Cuando secuestraron a sus dos hijos durante la dictadura, Lita Boitano se incorporó a Familiares de Detenidos y Desaparecidos por Razones Políticas y en 1979 debió dejar el país. Fue una incansable promotora del juicio que condenó en Italia a Guillermo Suárez Mason y el gobierno italiano la condecoró con la orden de commendatore.

Por Luis Bruschtein

–¿Por qué le dieron esta condecoración tan importante?
–Mi familia es de origen italiano y yo viví cinco años en Italia, del ‘79 al ‘83. En enero del ‘83, un grupito que estábamos en Roma pedimos una entrevista con el ministro de Justicia para pedirle que se iniciara un proceso contra los dictadores por los desaparecidos italianos y así empezó. Finalmente el juicio se realizó y los militares argentinos resultaron condenados en ausencia.
–Pero ese juicio no se hizo de un día para el otro. ¿Cómo supo la opinión pública de Italia lo que había ocurrido en la Argentina?
–La publicación en el Corriere della Sera fue un poco el destape, se hizo en parte por el embajador Sergio Cociancik y en parte por Gian Giácomo Foa, que había sido corresponsal en la Argentina. Cociancik llegó a la Argentina a fines del ‘82. Antes de que viajara fuimos a verlo con Dora Salas y le pedimos que presionara desde allí al gobierno italiano para que investigara la situación de los desaparecidos italianos. El 30 de octubre de 1982 salió en la primera página del Corriere... una lista con más de 250 desaparecidos italianos con doble ciudadanía y, en un recuadro, 45 desaparecidos nacidos en Italia. Que era por los que Italia podía abrir el juicio. Que no lo había hecho a pesar de que se sabía. Las denuncias sobre desaparecidos se recibían en el Consulado. Enrico Calamai, que era el cónsul, escondió a gente, militantes, en el mismo Consulado, pero el embajador de esa época, Carrara, era cómplice de los militares.
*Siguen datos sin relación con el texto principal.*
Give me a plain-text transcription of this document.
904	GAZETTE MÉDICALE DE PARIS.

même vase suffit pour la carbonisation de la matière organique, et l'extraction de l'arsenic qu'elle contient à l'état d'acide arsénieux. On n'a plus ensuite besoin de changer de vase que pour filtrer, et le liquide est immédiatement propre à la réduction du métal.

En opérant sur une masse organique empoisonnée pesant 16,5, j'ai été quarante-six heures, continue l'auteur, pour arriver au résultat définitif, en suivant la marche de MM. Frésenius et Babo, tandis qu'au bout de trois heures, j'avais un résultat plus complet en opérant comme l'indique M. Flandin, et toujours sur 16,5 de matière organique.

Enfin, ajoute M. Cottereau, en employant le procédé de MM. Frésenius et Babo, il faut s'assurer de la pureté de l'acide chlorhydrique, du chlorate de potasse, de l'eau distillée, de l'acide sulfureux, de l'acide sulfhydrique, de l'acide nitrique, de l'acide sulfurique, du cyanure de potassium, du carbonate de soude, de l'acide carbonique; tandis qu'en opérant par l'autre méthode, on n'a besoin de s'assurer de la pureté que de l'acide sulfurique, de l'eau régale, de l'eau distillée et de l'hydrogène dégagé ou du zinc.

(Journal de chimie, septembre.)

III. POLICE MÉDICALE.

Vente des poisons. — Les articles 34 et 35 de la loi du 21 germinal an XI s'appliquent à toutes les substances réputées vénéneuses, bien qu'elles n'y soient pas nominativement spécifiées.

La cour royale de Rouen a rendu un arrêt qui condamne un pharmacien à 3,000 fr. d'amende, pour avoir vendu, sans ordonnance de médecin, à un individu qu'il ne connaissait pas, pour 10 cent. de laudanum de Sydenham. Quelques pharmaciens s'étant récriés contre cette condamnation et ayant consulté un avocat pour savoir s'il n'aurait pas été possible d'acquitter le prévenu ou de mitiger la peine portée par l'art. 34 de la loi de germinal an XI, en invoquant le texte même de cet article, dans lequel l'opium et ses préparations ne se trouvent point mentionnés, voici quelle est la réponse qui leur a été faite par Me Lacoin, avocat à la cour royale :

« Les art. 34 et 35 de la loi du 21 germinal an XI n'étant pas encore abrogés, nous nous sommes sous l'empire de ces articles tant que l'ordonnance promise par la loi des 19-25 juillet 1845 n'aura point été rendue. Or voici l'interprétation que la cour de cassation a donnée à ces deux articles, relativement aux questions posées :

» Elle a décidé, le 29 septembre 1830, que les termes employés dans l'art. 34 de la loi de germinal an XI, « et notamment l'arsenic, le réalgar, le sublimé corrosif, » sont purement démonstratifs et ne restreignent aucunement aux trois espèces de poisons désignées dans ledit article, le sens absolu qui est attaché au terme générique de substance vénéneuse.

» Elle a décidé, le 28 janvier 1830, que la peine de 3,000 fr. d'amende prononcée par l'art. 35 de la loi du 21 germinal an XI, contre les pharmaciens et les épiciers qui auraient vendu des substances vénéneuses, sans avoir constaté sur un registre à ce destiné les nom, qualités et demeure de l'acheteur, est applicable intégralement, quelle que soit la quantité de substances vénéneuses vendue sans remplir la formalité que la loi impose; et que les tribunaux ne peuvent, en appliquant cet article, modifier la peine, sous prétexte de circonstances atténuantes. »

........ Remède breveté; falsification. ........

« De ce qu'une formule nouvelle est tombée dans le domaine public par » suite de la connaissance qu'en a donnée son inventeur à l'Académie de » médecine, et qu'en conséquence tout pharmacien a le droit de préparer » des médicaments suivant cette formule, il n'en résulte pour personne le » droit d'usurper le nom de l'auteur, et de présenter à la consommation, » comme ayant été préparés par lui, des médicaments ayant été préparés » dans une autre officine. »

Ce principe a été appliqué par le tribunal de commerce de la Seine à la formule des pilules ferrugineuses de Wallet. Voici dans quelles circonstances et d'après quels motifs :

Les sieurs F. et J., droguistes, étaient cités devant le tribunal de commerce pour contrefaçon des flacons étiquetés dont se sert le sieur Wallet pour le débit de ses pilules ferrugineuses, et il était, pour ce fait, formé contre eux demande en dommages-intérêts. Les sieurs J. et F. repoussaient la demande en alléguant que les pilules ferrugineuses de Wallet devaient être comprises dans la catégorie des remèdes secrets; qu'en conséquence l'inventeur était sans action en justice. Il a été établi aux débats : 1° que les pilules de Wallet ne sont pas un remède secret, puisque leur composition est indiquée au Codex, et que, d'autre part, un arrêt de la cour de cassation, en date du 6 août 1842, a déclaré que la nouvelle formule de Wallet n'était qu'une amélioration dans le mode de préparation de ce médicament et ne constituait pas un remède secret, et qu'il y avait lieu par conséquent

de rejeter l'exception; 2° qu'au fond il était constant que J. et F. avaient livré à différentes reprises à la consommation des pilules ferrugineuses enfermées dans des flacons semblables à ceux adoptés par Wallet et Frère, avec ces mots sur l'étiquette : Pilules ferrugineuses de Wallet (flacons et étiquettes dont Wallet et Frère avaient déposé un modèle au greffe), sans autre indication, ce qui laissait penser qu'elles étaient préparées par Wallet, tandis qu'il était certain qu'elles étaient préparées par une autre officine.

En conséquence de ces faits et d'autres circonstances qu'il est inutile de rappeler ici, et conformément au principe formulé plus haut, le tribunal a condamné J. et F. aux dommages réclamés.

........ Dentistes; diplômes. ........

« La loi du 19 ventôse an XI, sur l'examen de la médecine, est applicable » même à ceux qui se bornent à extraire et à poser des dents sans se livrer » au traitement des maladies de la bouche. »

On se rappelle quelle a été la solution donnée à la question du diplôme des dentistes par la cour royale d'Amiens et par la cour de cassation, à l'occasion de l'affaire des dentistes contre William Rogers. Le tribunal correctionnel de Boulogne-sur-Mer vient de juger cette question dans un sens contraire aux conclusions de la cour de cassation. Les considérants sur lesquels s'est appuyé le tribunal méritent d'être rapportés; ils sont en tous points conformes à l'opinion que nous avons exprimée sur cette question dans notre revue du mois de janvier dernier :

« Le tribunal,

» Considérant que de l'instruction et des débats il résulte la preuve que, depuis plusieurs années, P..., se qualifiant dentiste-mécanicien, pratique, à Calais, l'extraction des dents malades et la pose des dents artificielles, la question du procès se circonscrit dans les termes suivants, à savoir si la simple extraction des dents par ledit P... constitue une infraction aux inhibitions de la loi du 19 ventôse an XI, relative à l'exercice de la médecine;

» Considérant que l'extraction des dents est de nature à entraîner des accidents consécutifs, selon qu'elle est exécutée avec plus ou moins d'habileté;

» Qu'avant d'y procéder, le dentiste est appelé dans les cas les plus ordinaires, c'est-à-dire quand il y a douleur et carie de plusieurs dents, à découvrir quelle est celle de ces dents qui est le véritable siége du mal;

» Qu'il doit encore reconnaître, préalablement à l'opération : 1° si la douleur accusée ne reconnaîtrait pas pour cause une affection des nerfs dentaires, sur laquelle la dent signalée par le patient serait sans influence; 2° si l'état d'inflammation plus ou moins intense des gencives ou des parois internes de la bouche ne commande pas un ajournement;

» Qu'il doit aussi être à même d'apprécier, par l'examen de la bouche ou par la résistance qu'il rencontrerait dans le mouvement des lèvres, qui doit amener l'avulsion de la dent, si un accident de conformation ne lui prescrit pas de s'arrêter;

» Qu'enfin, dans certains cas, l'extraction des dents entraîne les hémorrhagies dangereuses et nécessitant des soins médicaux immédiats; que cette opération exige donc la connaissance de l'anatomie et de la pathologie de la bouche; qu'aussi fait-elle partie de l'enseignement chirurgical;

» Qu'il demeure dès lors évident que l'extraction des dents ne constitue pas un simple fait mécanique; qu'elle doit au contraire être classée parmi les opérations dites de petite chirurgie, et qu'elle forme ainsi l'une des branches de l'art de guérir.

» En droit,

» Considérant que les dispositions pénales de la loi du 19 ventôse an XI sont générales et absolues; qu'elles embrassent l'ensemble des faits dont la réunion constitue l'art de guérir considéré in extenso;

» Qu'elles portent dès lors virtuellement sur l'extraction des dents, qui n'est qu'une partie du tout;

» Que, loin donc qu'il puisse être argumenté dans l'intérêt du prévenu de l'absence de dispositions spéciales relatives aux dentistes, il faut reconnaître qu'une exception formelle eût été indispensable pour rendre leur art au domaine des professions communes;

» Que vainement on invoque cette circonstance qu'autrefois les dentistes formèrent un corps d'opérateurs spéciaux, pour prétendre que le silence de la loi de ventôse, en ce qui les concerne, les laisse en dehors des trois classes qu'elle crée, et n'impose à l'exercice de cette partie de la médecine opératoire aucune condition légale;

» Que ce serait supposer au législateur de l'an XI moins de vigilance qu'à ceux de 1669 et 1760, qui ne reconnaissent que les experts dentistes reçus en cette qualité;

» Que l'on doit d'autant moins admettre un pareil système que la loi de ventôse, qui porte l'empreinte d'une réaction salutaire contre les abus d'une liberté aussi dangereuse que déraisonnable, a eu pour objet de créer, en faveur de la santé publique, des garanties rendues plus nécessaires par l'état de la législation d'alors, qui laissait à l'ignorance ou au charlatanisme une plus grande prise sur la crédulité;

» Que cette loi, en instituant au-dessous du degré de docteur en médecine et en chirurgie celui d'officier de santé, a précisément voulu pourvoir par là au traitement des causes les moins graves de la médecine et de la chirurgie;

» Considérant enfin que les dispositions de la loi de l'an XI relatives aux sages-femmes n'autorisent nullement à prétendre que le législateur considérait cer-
–¿El juicio empezó en ese momento, en 1983?
–La etapa indagatoria comenzó en el ‘83. Hubo gente que testimonió, entre ellos León Ferrari. Aquí iba gente a la embajada, más todas las denuncias que ellos tenían. Pero se anunciaban las elecciones en la Argentina y nosotros estábamos todos pensando en regresar. Respondimos los llamados, ya fuera del fiscal o del abogado Guido Calvi, pero nuestra idea fija era regresar. Cuando llegamos aquí, en el ‘84, el juicio en Italia estaba parado por el juicio a los ex comandantes. Pero después, con las leyes de Punto Final y Obediencia Debida y los Indultos, en el ‘89/’90, la Liga por el Derecho y la Liberación de los Pueblos, una No Gubernamental de Roma y Milán, y casi sin consultarnos, a iniciativa de ellos, pensaron en reflotar el juicio que había quedado de alguna manera encajonado.
–¿El juicio había quedado parado porque ustedes habían vuelto a la Argentina?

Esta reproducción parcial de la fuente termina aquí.